With a strong commitment to the field of Data Science and a determined focus on creating meaningful outcomes, I've effectively addressed intricate challenges through the application of Python, advanced mathematical techniques, state-of-the-art analytical tools, and machine learning methodologies.
Diabetes Prediction & Diabetic Retinopathy Detection :- I developed an application for diabetes management, which includes a gradient boosting model for diabetes prediction and a CNN-based tool for diabetic retinopathy detection, all integrated into a user-friendly Streamlit app.
Enhancing Handwritten Digit Recognition with Augmented Data & k-Nearest Neighbors:-Improved the accuracy of handwritten digit recognition by augmenting data and implementing the k-Nearest Neighbors algorithm.
Image Deblurring using SVD:- Successfully enhanced image clarity by implementing Singular Value Decomposition (SVD) for effective deblurring.
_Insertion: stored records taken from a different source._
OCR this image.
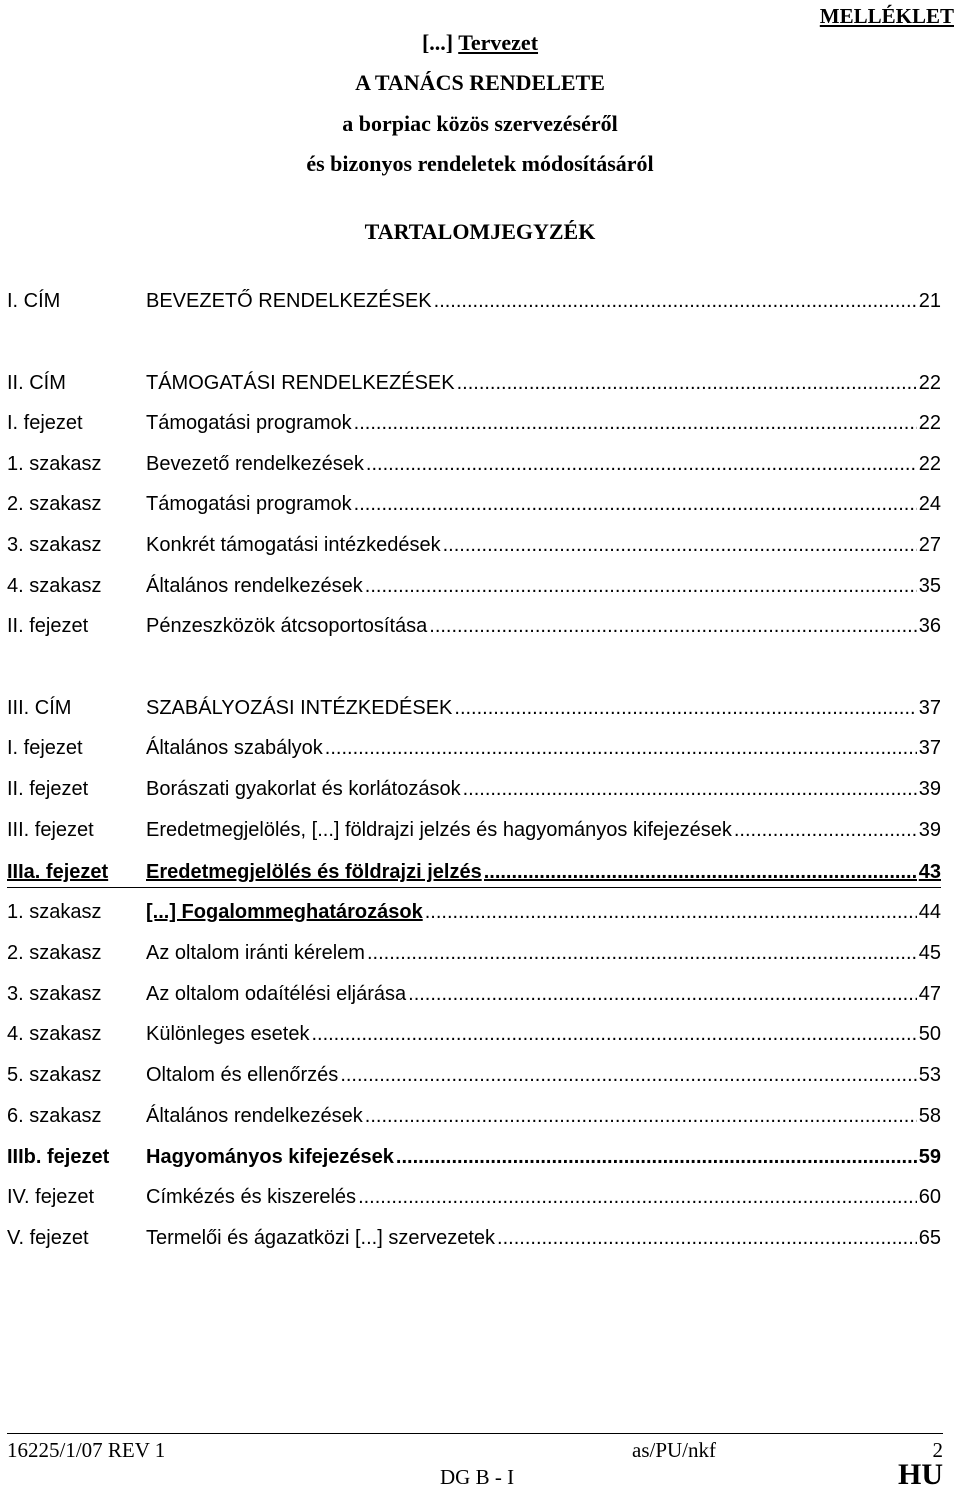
MELLÉKLET
[...] Tervezet
A TANÁCS RENDELETE
a borpiac közös szervezéséről
és bizonyos rendeletek módosításáról
TARTALOMJEGYZÉK
I. CÍM	BEVEZETŐ RENDELKEZÉSEK .....	21
II. CÍM	TÁMOGATÁSI RENDELKEZÉSEK .....	22
I. fejezet	Támogatási programok .....	22
1. szakasz Bevezető rendelkezések .....	22
2. szakasz Támogatási programok .....	24
3. szakasz Konkrét támogatási intézkedések .....	27
4. szakasz Általános rendelkezések .....	35
II. fejezet	Pénzeszközök átcsoportosítása .....	36
III. CÍM	SZABÁLYOZÁSI INTÉZKEDÉSEK .....	37
I. fejezet	Általános szabályok .....	37
II. fejezet	Borászati gyakorlat és korlátozások .....	39
III. fejezet	Eredetmegjelölés, [...] földrajzi jelzés és hagyományos kifejezések .....	39
IIIa. fejezet Eredetmegjelölés és földrajzi jelzés .....	43
1. szakasz [...] Fogalommeghatározások .....	44
2. szakasz Az oltalom iránti kérelem .....	45
3. szakasz Az oltalom odaítélési eljárása .....	47
4. szakasz Különleges esetek .....	50
5. szakasz Oltalom és ellenőrzés .....	53
6. szakasz Általános rendelkezések .....	58
IIIb. fejezet Hagyományos kifejezések .....	59
IV. fejezet	Címkézés és kiszerelés .....	60
V. fejezet	Termelői és ágazatközi [...] szervezetek .....	65
16225/1/07 REV 1	as/PU/nkf	2
DG B - I	HU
Predicting Titanic Survival with Decision Trees :- Achieved accurate predictions of Titanic passenger survival rates using decision tree algorithms.
Nutritional Cluster Analysis of Breakfast Cereals :-Conducted a detailed nutritional cluster analysis to categorize breakfast cereals based on their health attributes.
Statistical Analysis and Model Evaluation for Predicting Pain in the Neuralgia Dataset :- Effectively predicted pain levels in the neuralgia dataset through comprehensive statistical analysis and model evaluation.
I am passionate about exploring and experimenting with cutting-edge software applications. Keeping abreast of the latest technological advancements, I relish the opportunity to delve into new tools and platforms.